Medicare Advantage benefits
Medicare Advantage plans – also called Medicare Part C – are an Original Medicare alternative. Private insurance companies that have been approved by Medicare can offer these plans.
These plans “bundle” together all the benefits of Medicare Part A and Part B, and these plans also usually include prescription drug coverage. Additionally, some Medicare Advantage plans provide extra benefits not covered by Original Medicare, such as vision, dental, and hearing benefits.
Probably the biggest advantage of Medicare Advantage plans is their cost. Premiums can start as low as $0, and the plans have a yearly cap on out-of-pocket costs.
Of course, there are also drawbacks to having a cheaper plan. For example, Medicare Advantage has less flexibility for choosing your healthcare provider, so enrollees generally have to pick from providers within their plan’s network. If you do choose to visit a doctor outside of your network, you may face higher overall costs.
To be eligible for a Medigap plan, you must have Medicare Parts A and B. The best time to enroll in a Medigap plan is during the 6-month Open Enrollment Period (OEP).

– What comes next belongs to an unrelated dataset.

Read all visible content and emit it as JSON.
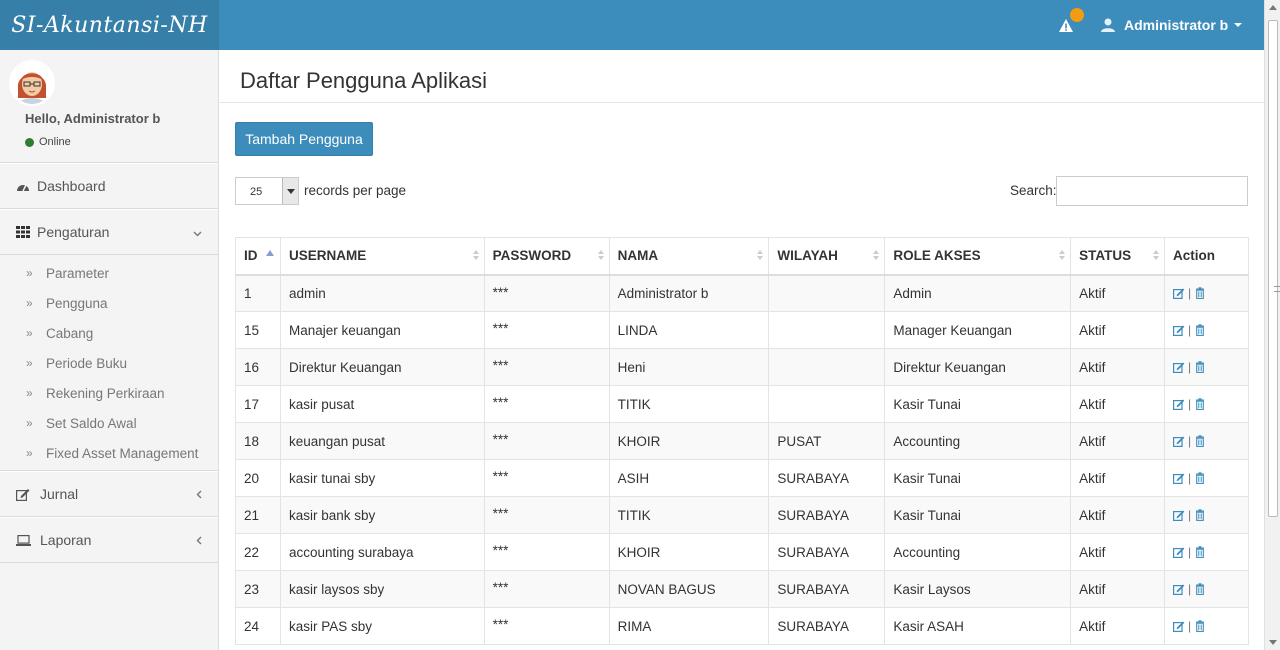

Your OEP automatically begins the month you turn 65.
If you do not enroll during your OEP, you may be subject to medical underwriting. This means that you may have to pay higher premiums if you have any pre-existing health conditions. You could even have your application declined.

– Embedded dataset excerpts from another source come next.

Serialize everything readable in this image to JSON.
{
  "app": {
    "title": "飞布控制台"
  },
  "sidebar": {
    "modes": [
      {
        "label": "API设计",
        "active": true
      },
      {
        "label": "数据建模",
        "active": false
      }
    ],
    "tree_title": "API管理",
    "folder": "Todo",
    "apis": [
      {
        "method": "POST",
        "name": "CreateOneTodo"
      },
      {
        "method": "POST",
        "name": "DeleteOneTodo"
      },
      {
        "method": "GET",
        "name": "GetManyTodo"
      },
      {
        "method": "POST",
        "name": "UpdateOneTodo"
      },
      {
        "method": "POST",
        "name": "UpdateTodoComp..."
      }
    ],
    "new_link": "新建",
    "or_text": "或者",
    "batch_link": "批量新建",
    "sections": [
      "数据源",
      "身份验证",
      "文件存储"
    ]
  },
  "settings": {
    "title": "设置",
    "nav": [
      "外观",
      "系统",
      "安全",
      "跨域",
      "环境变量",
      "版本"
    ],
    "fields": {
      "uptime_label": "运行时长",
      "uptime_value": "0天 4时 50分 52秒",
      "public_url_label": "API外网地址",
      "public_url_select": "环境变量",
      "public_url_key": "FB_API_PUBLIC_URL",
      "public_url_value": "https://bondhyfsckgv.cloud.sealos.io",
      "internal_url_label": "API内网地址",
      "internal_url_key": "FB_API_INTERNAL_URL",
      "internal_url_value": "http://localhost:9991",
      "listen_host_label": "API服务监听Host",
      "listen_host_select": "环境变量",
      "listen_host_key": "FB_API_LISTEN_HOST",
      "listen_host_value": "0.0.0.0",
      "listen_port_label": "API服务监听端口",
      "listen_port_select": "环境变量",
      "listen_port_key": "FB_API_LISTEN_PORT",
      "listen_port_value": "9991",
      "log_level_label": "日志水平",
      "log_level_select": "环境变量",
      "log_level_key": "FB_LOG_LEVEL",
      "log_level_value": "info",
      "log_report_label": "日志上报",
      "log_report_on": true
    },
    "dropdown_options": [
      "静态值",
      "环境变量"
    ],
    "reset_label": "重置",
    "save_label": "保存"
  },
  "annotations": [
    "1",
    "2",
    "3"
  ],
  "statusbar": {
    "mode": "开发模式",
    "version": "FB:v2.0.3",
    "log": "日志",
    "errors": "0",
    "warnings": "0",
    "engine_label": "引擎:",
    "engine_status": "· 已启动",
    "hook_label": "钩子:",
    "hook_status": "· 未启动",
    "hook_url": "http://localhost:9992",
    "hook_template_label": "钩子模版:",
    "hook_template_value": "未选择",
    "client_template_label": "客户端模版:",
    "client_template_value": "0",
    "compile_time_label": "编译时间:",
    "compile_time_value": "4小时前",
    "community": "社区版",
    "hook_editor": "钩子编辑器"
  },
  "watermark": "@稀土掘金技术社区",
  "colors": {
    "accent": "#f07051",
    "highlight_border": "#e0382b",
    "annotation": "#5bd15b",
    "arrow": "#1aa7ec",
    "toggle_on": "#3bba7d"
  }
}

Further, the federal government standardizes all Medigap insurance plans, so all plans come with the same coverage and benefits no matter who the carrier is or where you live. However, monthly premiums will vary by carrier and by state.
Medicare Advantage & Enrollment
You may be eligible for a Medicare Advantage plan if you are enrolled in Original Medicare and you are living in the service area of a plan you would like to join. Medicare Advantage plans work in different ways depending on where you live, so you should compare all plans in your area. You can check plans in your area by using Medicare’s find-a-plan tool.
Once you have found a plan that best fits you, you can enroll in one of the following ways:
- Directly through the company’s website
- By completing a paper enrollment form and then mailing it to the private insurer
- Calling the plan provider to give them the enrollment information over the phone
Switching Between Medicare Advantage and Medigap plans.
There are three times when you can switch from Medicare Advantage to Medigap.
- During the initial enrollment period (IEP): This 7-month period begins the month before a person reaches 65 years of age.
- During the Medicare Advantage OEP: This OEP runs from January 1 to March 31 each year. During this time, you can leave your Medicare Advantage plan, re-enroll in Original Medicare, or enroll in a Medigap plan.
- Shortly after enrolling: When you first become eligible for Medicare and enroll in a Medicare Advantage plan, you have a 3 month window where you can switch back to Original Medicare and enroll with Medigap.
Medicare Advantage and Medigap plans have pros and cons, depending on what you’re looking for with your healthcare coverage. All people are different, so take your time to look over each plan and then decide which plan is right for you.
Medigap plans offer more flexibility in terms of choosing healthcare providers, while Medicare Advantage plans generally have lower premium costs. Remember, once you have chosen either a Medigap or Medicare Advantage plan, you can then enroll in the particular plan that fits you best.